A $1,300 grant from the National Endowment for Humanities brings the immigration program series, “Becoming American: A Documentary Film and Discussion Series on Our Immigration Experience,” to Little Rock. The grant was awarded to UA Little Rock’s Ottenheimer Library and Anderson Institute on Race and Ethnicity, as well as the Central Arkansas Library System (CALS), El Zocalo, and Philander Smith College.

UA Little Rock is one of only 32 cultural and educational institutions in the U.S. selected to participate in the “Becoming American” series, a project by Cite Lore in collaboration with the Immigration and Ethnic History Society and the International Coalition of Sites of Conscience.

The series events, which are free and open to the public, will feature documentary film screenings and scholar-led discussions designed to encourage an informed discussion of immigration issues against the backdrop of our immigration history.
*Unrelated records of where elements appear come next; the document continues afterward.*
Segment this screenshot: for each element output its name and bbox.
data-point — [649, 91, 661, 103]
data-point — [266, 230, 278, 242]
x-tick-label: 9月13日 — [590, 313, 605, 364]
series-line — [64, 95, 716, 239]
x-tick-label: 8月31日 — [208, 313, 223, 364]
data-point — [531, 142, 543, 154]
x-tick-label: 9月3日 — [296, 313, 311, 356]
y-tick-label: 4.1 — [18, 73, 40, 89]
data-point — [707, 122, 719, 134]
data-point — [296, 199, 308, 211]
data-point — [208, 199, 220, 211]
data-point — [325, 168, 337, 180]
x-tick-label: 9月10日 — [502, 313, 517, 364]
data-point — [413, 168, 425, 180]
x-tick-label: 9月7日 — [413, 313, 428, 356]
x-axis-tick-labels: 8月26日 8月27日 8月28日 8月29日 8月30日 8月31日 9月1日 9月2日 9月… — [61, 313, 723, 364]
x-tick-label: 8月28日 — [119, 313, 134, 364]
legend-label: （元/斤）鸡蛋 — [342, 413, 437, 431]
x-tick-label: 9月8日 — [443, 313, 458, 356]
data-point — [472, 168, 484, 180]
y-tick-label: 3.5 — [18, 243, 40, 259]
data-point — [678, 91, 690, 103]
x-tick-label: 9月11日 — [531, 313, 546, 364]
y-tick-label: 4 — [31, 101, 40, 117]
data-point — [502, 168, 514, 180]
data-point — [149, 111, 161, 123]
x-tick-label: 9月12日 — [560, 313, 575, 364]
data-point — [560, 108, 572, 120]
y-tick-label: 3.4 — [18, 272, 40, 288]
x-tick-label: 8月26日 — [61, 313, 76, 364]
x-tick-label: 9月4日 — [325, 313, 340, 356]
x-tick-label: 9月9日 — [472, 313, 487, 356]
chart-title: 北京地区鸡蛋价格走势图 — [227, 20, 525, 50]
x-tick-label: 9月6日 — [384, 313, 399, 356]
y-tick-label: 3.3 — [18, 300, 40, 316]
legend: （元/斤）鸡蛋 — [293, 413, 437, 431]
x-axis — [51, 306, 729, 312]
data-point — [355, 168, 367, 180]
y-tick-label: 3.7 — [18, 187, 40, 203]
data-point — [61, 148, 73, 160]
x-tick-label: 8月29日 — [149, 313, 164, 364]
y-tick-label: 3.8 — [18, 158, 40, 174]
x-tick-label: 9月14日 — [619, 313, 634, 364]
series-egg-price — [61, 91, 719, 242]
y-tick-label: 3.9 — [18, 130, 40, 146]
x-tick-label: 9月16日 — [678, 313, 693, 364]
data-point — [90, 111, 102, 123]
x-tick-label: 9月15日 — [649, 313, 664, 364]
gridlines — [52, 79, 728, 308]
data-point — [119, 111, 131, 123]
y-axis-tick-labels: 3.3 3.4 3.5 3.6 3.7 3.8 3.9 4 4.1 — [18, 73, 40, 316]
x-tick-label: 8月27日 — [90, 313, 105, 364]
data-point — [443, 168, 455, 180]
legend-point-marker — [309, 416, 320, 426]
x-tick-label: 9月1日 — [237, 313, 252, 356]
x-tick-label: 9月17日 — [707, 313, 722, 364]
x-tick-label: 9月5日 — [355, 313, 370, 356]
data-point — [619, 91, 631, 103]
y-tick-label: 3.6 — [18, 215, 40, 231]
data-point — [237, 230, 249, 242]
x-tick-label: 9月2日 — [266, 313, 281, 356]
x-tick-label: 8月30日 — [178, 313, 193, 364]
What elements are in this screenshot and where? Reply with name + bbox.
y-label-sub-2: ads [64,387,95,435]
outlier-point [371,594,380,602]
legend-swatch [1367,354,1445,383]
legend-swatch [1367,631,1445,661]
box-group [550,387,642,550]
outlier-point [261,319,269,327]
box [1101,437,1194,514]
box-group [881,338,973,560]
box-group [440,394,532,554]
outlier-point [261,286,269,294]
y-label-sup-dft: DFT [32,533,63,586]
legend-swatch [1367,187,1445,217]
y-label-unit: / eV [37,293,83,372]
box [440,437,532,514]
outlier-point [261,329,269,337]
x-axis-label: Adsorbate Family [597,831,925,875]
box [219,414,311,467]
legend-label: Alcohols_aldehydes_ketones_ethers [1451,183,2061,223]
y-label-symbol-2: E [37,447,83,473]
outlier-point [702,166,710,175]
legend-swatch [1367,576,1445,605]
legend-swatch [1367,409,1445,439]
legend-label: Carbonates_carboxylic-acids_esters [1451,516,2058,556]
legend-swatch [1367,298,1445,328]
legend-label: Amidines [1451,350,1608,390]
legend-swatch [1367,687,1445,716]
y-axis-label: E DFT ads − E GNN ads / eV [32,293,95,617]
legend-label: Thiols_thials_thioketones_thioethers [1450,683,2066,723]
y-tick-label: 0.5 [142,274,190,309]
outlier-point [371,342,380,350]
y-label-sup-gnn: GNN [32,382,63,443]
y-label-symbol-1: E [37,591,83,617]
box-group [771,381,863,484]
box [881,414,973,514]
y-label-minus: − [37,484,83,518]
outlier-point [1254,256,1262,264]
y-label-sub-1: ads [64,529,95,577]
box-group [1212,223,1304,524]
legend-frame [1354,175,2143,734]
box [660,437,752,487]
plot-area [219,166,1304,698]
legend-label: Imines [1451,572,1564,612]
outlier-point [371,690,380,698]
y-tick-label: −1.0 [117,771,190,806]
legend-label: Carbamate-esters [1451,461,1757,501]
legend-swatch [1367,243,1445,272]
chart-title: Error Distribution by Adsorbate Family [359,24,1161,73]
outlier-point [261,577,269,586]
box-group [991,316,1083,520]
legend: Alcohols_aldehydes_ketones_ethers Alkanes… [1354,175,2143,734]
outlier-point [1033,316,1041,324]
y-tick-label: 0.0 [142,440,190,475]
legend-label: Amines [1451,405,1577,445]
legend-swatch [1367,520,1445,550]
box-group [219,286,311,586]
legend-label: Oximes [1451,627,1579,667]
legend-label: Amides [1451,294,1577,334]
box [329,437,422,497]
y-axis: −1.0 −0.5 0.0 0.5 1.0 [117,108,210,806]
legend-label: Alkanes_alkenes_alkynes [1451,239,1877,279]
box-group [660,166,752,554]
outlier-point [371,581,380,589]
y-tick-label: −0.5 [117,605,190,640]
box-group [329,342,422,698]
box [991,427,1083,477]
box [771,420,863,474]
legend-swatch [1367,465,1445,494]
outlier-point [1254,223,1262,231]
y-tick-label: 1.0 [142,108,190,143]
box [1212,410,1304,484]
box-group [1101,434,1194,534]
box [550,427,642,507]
The discussion will include topics like immigration and work, the history of immigration in American, prejudice against immigrants, and immigration in popular culture.

Events include the following:

  •      Thursday, March 7, 6 p.m. UA Little Rock Downtown. “The Century of Immigration: 1820-1934” chronicles the period when 40 million immigrants entered the U.S., making immigration a major and defining aspect of American life. Film excerpts from “New York: A Documentary Film” and “The Jewish Americans” followed by a discussion led by Marta Cieslak, assistant professor of history.
  •      Thursday, March 14, 5:30 p.m. CALS Williams Library. “Between Two Worlds: Identity and Acculturation” looks at how immigrants react and adjust to living in a new country and culture, and how they bridge the divide between the traditions and values of their native countries. Film excerpts from “The New Americans” followed by a discussion by Neveen Shafeek Amin, assistant professor of sociology and anthropology.
  •      Saturday, March 23, 3 p.m. CALS Dee Brown Library. “Family and Community” explores how family ties and community institutions have played an essential role in successful migration and adaptation to American life. Film excerpts from “My American Girls” followed by a discussion led by Adriana Lopez-Ramirez, assistant professor of sociology.
  •      Tuesday, March 26, 5:30 p.m. UA Little Rock Ottenheimer Library Room 535. “Promise and Prejudice” explores the tension – historic and current – between Americans’ acceptance of immigrants, including the celebration of their own immigrant heritage, versus the periodic backlash prompted by concern about the economic and cultural effects of newcomers. Film excerpts from “Welcome to Shelbyville” followed by a discussion led by Brian Mitchell, assistant professor of history.
  •      Thursday, April 11, 6 p.m. CALS Nixon Library. “Help Wanted? Immigration and Work” looks at the economic side of immigration, chronicling the essential part immigrant labor has played in building America, as well as the conflicted relationship American workers have had with immigrants. Film excerpt of “Destination America” followed by a discussion led by Brian Mitchell, assistant professor of history.
  •      Tuesday, April 16, 7 p.m. CALS Ron Robinson Theater. “Immigration and Popular Culture” examines the ways the media and popular culture have historically taught newcomers how to “be American,” and how the rich contributions of different immigrant groups have transformed American culture and art. Film excerpt of “The Search for General Tso” by Ian Cheney followed by a discussion led by Andrew Amstutz, assistant professor of history.